In 1977 or 1978, [G] and [H], who were still living in the [ ] Street property, decided to sell that property, and they retained respondent to represent them in the sale to the [I], The purchasers were represented by attorney [J] whose title search revealed the inheritance tax liens resulting from the deaths of [A], [F] and [E], as well as the absence of an estate of record for [A]. At that time respondent first discovered that the [A] will, which he had left with the Register of Wills in 1965, had not been admitted to probate and was, in fact, lost. In spite of this, respondent advised [J] that [A] had died intestate and respondent furnished [J] with the information for a deed recital to that effect, naming her heirs at law as [E], [F], [G], [D], [K], [L], [M], [N] and [O], Respondent was unaware that another niece of [A], viz., [P] (who predeceased her aunt) had a son, [Q], who also predeceased [A], but who was survived by five children. These children, or their issue, were also heirs at law of [A] if she had died intestate, but they did not join in any deed of conveyance to the [I], Respondent gave this erroneous information to [J] in order to expedite the sale of the [ ] Street property, thinking that all heirs at law would join in the conveyance, and [J] certified the real estate record title on the basis of respondent’s information.

At the closing of the sale, [J] required $10,000 of the sale price to be retained in a non-interest bearing account at First Federal to insure payment of the inheritance tax liens in all three of the estates. Respondent retained $2,400 for his fees in those [431]*431estates and promptly divided the remaining net proceeds of the sale equally between [G] and [H], advising [¶] that this distribution was being made as a result of a family settlement among the [C] heirs. Apparently respondent did not have any written family settlement agreement to that effect. At the same time, respondent advised [¶] of the $10,000 withheld in escrow. That sum is still held by First Federal in spite of Attorney [J’s] reminder to respondent in June, 1980.

From 1978 to 1983, [H], who was then residing in Hawaii, made inquiries of respondent about the escrowed funds. On several occasions, [K], her niece, asked respondent to contact her aunt [¶] and verified the address in Hawaii. In response, respondent assured [¶] that he was working on the estate and would soon complete them. After October 11, 1978, he did not respond at all to her inquiries, and she finally filed the instant complaint with the Disciplinary Board on September 16, 1983.

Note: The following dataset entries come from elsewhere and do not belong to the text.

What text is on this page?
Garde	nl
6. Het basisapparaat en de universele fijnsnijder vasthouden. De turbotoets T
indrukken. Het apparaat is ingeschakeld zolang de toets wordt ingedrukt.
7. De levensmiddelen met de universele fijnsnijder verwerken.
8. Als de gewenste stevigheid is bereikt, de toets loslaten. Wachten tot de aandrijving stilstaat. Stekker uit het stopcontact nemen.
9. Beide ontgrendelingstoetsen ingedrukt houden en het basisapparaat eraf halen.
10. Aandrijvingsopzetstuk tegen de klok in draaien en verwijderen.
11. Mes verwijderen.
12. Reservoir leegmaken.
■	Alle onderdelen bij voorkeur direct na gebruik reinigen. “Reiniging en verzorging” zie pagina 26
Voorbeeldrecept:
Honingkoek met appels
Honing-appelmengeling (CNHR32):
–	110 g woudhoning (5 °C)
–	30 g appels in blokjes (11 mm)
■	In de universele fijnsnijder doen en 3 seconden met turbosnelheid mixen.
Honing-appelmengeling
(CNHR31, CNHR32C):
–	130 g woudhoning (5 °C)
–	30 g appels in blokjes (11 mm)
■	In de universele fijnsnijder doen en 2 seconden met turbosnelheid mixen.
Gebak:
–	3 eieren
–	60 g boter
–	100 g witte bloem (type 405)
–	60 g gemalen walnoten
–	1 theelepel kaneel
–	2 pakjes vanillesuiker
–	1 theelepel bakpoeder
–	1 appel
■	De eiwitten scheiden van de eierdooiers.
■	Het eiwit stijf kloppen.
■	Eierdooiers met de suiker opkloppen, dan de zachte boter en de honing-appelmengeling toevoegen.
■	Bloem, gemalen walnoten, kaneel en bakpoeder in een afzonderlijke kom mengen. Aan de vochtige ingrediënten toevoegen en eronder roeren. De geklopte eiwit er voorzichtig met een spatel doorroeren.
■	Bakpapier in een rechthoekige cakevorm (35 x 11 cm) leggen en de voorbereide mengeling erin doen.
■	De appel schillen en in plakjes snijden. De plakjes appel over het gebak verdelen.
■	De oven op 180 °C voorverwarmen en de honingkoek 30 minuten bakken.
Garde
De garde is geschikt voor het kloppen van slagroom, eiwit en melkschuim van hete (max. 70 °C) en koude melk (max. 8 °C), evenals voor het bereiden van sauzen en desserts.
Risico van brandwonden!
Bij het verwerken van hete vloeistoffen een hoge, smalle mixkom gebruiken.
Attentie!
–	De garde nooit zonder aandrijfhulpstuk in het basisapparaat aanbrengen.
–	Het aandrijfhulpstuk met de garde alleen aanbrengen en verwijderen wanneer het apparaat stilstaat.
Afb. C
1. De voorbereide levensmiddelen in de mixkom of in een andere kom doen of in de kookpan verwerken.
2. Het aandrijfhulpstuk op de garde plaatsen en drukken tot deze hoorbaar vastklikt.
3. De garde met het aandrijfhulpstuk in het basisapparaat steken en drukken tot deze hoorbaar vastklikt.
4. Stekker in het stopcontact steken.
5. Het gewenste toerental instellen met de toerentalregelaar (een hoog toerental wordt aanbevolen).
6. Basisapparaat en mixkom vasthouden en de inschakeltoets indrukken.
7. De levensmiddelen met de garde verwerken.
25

Meanwhile, on September 6, 1978, [G] died, unmarried and testate. Her will was probated in [ ] County and letters testamentary were granted to [B], her niece, who was represented in that capacity by Attorney [S], Although respondent was aware of [R’s] appointment as executrix of the estate, he never gave information in writing to her or to Attorney [S] concerning [G’s] interest in the $10,000 in escrow, although he did verbally acknowledge to [R] that there was an escrow fund. Consequently, [R] did not include this asset in her inventory of assets of [G].

Respondent did not do anything further in the settlement of the estates of [A], [F] and [E] until hearing before this hearing committee on April 13, 1984, when he submitted into evidence a proposed [432]*432Pennsylvania Inheritance Tax Return in each estate, showing no tax due in either of the [C] estates and $584.40 tax due in the [A] estate. His testimony indicated that these returns might need correction or revision before they are filed.

On the basis of the foregoing, the hearing committee found that respondent violated the following Disciplinary Rules. The board agrees with the following findings of violations of the Disciplinary Board Rules.

Disciplinary Rule 1-102(A)(4) which prohibits conduct involving dishonesty, fraud, deceit or misrepresentation. The factual summary of this case establishes beyond any doubt that respondent violated Disciplinary Board Rule 1-102(A)(4). The intentional, overt misrepresentations made by respondent in this case call for such a finding. He made repeated, material misrepresentations to his client and parties dealing with the estates.